You'll be dissapointed to hear that the wife was very understanding.
This has unnerved me somewhat though as she's normally the sort to go absolutely balistic.
ahhh, she's already been in contact with her lawyer and is calm in the knowledge that she'll get everything in court. sleep with one eye open, the only other possible explanation is she's planning something involving a blade and your testicles
As long as you kept a straight face and didnt rub your nose or neck as you told the tale im sure you might be in the clear.. unless shes now cutting all the arms and legs off your clothes and leaving them strewn across the lawn ready for when you get home..
Oh dear, that's definitely a bad sign...
She's got some sort of revenge planned, just not yet......
You may as well pack up and leave now
...and move in with the blonde...
I love this place;
yesterday:
OP: 'I'm not sure how this will be viewed- reassure me'
Everyone: 'she'll rip your testicles off and feed them to the dog when you get home'
today:
OP: 'well, that went ok'
Everyone: 'she'll rip your testicles off and feed them to the dog at some indeterminate point in the future.'
tomorrow?
OP: 'she's ripped my testicles off and fed them to the dog'
Everyone: 'we told you so'
That is indeed the worst possible response. Bad. Very bad indeed.
Do you have life insurance?
Laterooms.com?
You'll be dissapointed to hear that the wife was very understanding.
Pfft - you're not even at the 24 hour mark, are you?
She's got [i]the rest of your life [/i]to think about it.
wwaswas - Membertomorrow?
OP: 'she's ripped my testicles off and fed them to the dog'
Everyone: 'we told you so'POSTED 3 HOURS AGO # REPORT-POST
ononeorange - Member
That is indeed the worst possible response. Bad. Very bad indeed.Do you have life insurance?
More importantly, do you have testicle insurance!

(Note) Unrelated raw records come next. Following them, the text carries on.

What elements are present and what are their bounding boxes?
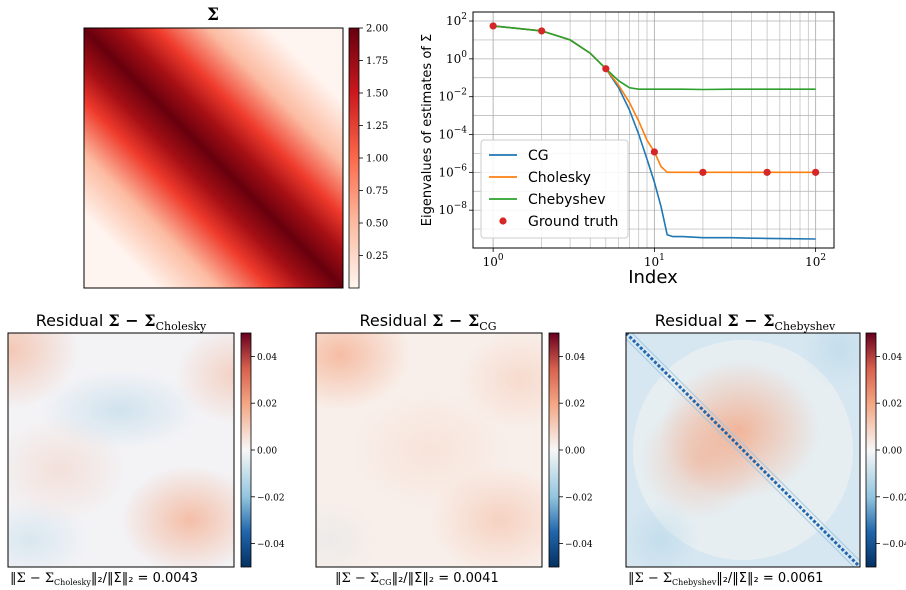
residual-cholesky-colorbar bbox=[240, 332, 252, 568]
residual-colorbar-tick-label: −0.04 bbox=[882, 540, 906, 550]
eigen-ytick-label: 10−8 bbox=[438, 201, 467, 217]
eigen-ytick-label: 100 bbox=[446, 50, 467, 66]
residual-chebyshev-image bbox=[626, 333, 860, 567]
residual-cholesky-title: Residual Σ − ΣCholesky bbox=[36, 311, 207, 333]
eigen-series bbox=[489, 22, 820, 240]
eigenvalue-chart: 100 101 102 102 100 10−2 10−4 10−6 10−8 Index Ei… bbox=[420, 11, 835, 288]
sigma-colorbar-tick-label: 0.25 bbox=[366, 251, 388, 262]
residual-cholesky-panel: Residual Σ − ΣCholesky 0.04 0.02 0.00 −0.02… bbox=[7, 311, 285, 587]
legend-label: CG bbox=[528, 148, 549, 164]
ground-truth-point bbox=[812, 168, 820, 176]
residual-chebyshev-colorbar-ticks: 0.04 0.02 0.00 −0.02 −0.04 bbox=[876, 353, 906, 550]
residual-colorbar-tick-label: −0.04 bbox=[565, 540, 593, 550]
residual-colorbar-tick-label: −0.02 bbox=[257, 493, 285, 503]
residual-chebyshev-colorbar bbox=[865, 332, 877, 568]
sigma-colorbar-tick-label: 2.00 bbox=[366, 24, 388, 35]
legend-label: Chebyshev bbox=[528, 192, 606, 208]
eigen-ytick-label: 10−4 bbox=[438, 126, 467, 142]
eigen-xlabel: Index bbox=[628, 267, 678, 288]
sigma-colorbar-tick-label: 0.75 bbox=[366, 186, 388, 197]
sigma-colorbar-tick-label: 1.50 bbox=[366, 89, 388, 100]
ground-truth-point bbox=[699, 168, 707, 176]
residual-cg-image bbox=[316, 333, 542, 567]
eigen-tick-labels: 100 101 102 102 100 10−2 10−4 10−6 10−8 bbox=[438, 12, 826, 269]
sigma-colorbar-tick-label: 1.25 bbox=[366, 121, 388, 132]
eigen-legend: CG Cholesky Chebyshev Ground truth bbox=[480, 139, 629, 239]
residual-cholesky-image bbox=[8, 333, 234, 567]
residual-colorbar-tick-label: 0.02 bbox=[882, 400, 902, 410]
residual-cholesky-norm: ‖Σ − ΣCholesky‖₂/‖Σ‖₂ = 0.0043 bbox=[10, 571, 198, 587]
sigma-colorbar bbox=[348, 27, 360, 289]
residual-cg-panel: Residual Σ − ΣCG 0.040.020.00−0.02−0.04 … bbox=[315, 311, 593, 587]
sigma-heatmap-panel: Σ 2.00 1.75 1.50 1.25 1.00 0.75 0.50 0.25 bbox=[83, 5, 388, 289]
sigma-colorbar-tick-label: 1.00 bbox=[366, 154, 388, 165]
series-line-chebyshev bbox=[493, 25, 816, 91]
sigma-colorbar-ticks: 2.00 1.75 1.50 1.25 1.00 0.75 0.50 0.25 bbox=[359, 24, 388, 262]
residual-colorbar-tick-label: 0.04 bbox=[565, 353, 585, 363]
ground-truth-point bbox=[538, 27, 546, 35]
legend-label: Ground truth bbox=[528, 214, 618, 230]
residual-cg-colorbar-ticks: 0.04 0.02 0.00 −0.02 −0.04 bbox=[559, 353, 593, 550]
residual-cg-norm: ‖Σ − ΣCG‖₂/‖Σ‖₂ = 0.0041 bbox=[335, 571, 499, 587]
eigen-ytick-label: 102 bbox=[446, 12, 467, 28]
ground-truth-point bbox=[602, 65, 610, 73]
residual-colorbar-tick-label: 0.02 bbox=[565, 400, 585, 410]
ground-truth-point bbox=[650, 148, 658, 156]
residual-colorbar-tick-label: −0.02 bbox=[565, 493, 593, 503]
residual-colorbar-tick-label: 0.00 bbox=[565, 447, 585, 457]
residual-colorbar-tick-label: 0.04 bbox=[257, 353, 277, 363]
eigen-axes-frame bbox=[472, 11, 835, 249]
eigen-xtick-label: 102 bbox=[805, 253, 826, 269]
residual-cholesky-colorbar-ticks: 0.04 0.02 0.00 −0.02 −0.04 bbox=[251, 353, 285, 550]
residual-colorbar-tick-label: 0.00 bbox=[257, 447, 277, 457]
eigen-xtick-label: 100 bbox=[483, 253, 504, 269]
legend-marker bbox=[499, 217, 507, 225]
eigen-ytick-label: 10−2 bbox=[438, 88, 467, 104]
sigma-colorbar-tick-label: 0.50 bbox=[366, 219, 388, 230]
residual-chebyshev-panel: Residual Σ − ΣChebyshev 0.04 0.02 0.00 −0.0… bbox=[625, 311, 906, 587]
residual-colorbar-tick-label: 0.00 bbox=[882, 447, 902, 457]
residual-chebyshev-norm: ‖Σ − ΣChebyshev‖₂/‖Σ‖₂ = 0.0061 bbox=[628, 571, 823, 587]
residual-cg-title: Residual Σ − ΣCG bbox=[359, 311, 496, 333]
sigma-colorbar-tick-label: 1.75 bbox=[366, 56, 388, 67]
eigen-xtick-label: 101 bbox=[644, 253, 665, 269]
eigen-ytick-label: 10−6 bbox=[438, 163, 467, 179]
residual-colorbar-tick-label: −0.02 bbox=[882, 493, 906, 503]
ground-truth-point bbox=[763, 168, 771, 176]
residual-chebyshev-title: Residual Σ − ΣChebyshev bbox=[655, 311, 836, 333]
eigen-ylabel: Eigenvalues of estimates of Σ bbox=[420, 34, 435, 226]
legend-label: Cholesky bbox=[528, 170, 591, 186]
ground-truth-point bbox=[489, 22, 497, 30]
sigma-title: Σ bbox=[207, 5, 219, 25]
residual-colorbar-tick-label: 0.02 bbox=[257, 400, 277, 410]
residual-colorbar-tick-label: 0.04 bbox=[882, 353, 902, 363]
legend-box bbox=[480, 139, 629, 239]
residual-colorbar-tick-label: −0.04 bbox=[257, 540, 285, 550]
residual-cg-colorbar bbox=[548, 332, 560, 568]
sigma-heatmap-image bbox=[83, 27, 344, 289]
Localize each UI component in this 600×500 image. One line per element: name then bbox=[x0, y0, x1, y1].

Women are notorious for saying "it's fine" when in reality they mean "it's not fine but i'll have to let it brew and fester in the back of my mind for a few weeks to allow my oestrogen levels to reach their peak cycle, then I'll most likely turn into a screaming, howling banshee in a supermarket for no apparent reason apart from the fact you forget the shopping list". [img]
[/img]
This is what woman do, there's no getting round it so brace yourself - it's coming.
This just means she is seeing some other bloke and thinks your too worried about your own bit on the side to catch her at it.
Wait till you crash into his car with her in the passenger seat.
this is probably my fave thread atm. 😆
So I guess it's not just me that gets those adverts for life insurance at the side of the page.
Maybe now is a good time to get some
Dean man walking......
She's definitely cheating on you OP
You'll be dissapointed to hear that the wife was very understanding.This has unnerved me somewhat though as she's normally the sort to go absolutely balistic.
In other words Mrs Elzorillo's friend was on the phone to her only a few minutes after the incident and told her about your mystery blonde. Mrs Elzorillo's wanted to see if you came clean! You did and as the say "Revenge is a dish best served cold"
If you we're asking a T800 for advice - It's reply would be "She'll be back"
The worst response known to man: "It's fine.....".
Anything but.
One thing, have you thought about who'll you'll leave your bikes to?
I'd keep an eye out for booby-traps/bear traps when you get home later!